Hasil perhitungan ulang kerugian ekonomi yang dihimpun Tacconi (2003), menunjukkan
bahwa kebakaran hutan Indonesia telah menelan kerugian antara US $ 2,84 milayar sampai
US $ 4,86 milyar yang meliputi kerugian yang dinilai dengan uang dan kerugian yang tidak
dinilai dengan uang. Kerugian tersebut mencakup kerusakan yang terkait dengan kebakaran
seperti kayu, kematian pohon, HTI, kebun, bangunan, biaya pengendalian dan sebagainya
serta biaya yang terkait dengan kabut asap seperti kesehatan, pariwisata dan transportasi.
I. Dampak Kebakaran Hutan
1. Dampak Kebakaran Hutan terhadap Lingkungan Biologis
Yang dimaksud dengan lingkungan biologi yaitu segala sesuatu di sekitar manusia yang
berupa organisme hidup selain dari manusia itu sendiri seperti hewan, tumbuhan, dan
decomposer. Dampak yang ditimbulkan dari adanya kebakaran hutan khususnya terhadap
lingkungan biologis antara lain sebagai berikut:
a. Terhadap flora dan fauna
Kebakaran hutan akan memusnahkan sebagian spesies dan merusak kesimbangan
alam sehingga spesies-spesies yang berpotensi menjadi hama tidak terkontrol. Selain
itu, terbakarnya hutan akan membuat Hilangnya sejumlah spesies; selain membakar
aneka flora, kebakaran hutan juga mengancam kelangsungan hidup sejumlah
binatang.

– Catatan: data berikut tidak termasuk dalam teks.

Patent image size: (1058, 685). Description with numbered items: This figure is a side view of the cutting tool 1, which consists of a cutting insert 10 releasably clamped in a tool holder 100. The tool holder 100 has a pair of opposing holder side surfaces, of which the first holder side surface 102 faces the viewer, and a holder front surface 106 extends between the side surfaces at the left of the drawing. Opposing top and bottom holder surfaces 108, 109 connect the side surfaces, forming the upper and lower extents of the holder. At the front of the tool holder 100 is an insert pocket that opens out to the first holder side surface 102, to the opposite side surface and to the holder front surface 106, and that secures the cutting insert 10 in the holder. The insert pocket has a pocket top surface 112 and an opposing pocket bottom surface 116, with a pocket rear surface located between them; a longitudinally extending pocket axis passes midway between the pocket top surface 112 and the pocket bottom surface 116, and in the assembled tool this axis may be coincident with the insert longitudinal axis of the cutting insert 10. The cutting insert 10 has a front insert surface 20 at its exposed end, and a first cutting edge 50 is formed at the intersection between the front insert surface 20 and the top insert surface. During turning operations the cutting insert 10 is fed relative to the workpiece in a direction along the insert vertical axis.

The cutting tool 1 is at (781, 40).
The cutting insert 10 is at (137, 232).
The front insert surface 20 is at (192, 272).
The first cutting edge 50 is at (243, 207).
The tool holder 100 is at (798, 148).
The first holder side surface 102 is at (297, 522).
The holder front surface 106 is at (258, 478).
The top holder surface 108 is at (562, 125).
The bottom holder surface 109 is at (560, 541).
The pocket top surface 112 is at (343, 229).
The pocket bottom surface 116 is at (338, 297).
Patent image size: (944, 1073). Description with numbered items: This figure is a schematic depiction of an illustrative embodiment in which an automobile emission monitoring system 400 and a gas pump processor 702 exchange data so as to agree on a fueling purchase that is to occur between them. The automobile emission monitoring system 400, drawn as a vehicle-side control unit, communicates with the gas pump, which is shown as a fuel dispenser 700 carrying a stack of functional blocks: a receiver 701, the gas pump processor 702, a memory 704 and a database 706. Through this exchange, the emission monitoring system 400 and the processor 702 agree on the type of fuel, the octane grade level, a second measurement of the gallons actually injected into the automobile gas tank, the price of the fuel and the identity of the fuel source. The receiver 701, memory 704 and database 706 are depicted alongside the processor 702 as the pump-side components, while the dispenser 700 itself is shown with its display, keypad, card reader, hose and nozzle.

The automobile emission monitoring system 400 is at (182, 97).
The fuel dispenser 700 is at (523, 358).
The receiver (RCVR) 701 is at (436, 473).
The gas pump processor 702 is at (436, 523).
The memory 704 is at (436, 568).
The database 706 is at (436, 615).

Berbagai spesies endemik (tumbuhan maupun hewan) terancam punah
akibat kebakaran hutan. Selain itu, kebakaran hutan dapat mengakibatkan
terbunuhnya satwa liar dan musnahnya tanaman baik karena kebakaran, terjebak

asap atau rusaknya habitat. Kebakaran juga dapat menyebabkan banyak spesies
endemik/khas di suatu daerah turut punah sebelum sempat dikenali/diteliti.
Beberapa dampak kebakaran tehadap hewan dan tumbuhan antara lain sebagai
berikut:
–BANGSA BINATANG
Kebakaran hutan akan mengakibatkan banyak binatang yang akan kehilangan
tempat tinggal yang digunakan untuk berlindung serta tempat untuk mencarimakan.
Dengan demikian, hewan yang tidak dapat beradaptasi dengan lingkungan baru
setelah terjadinya kebakaran tersebut akan mengalami penurunan jumlah bahkan
dapat mengalami kepunahan.
Contoh dampak kebakaran hutan bagi beberapa hewan antara lain sebagai berikut:
a. Geobin : seluruh daur hidupnya di dalam tubuh tanah (Ciliophora, Rhizopoda &
Mastigophora, dll).
b. Geofil : sebagian daur hidupnya di dalam tubuh tanah (serangga)
–BANGSA TUMBUHAN
Kehidupan tumbuhan berhubungan erat dengan hutan yang merupakan tempat
hidupnya. Kebakaran hutan dapat mengakibatkan berkurangnya vegetasi tertentu.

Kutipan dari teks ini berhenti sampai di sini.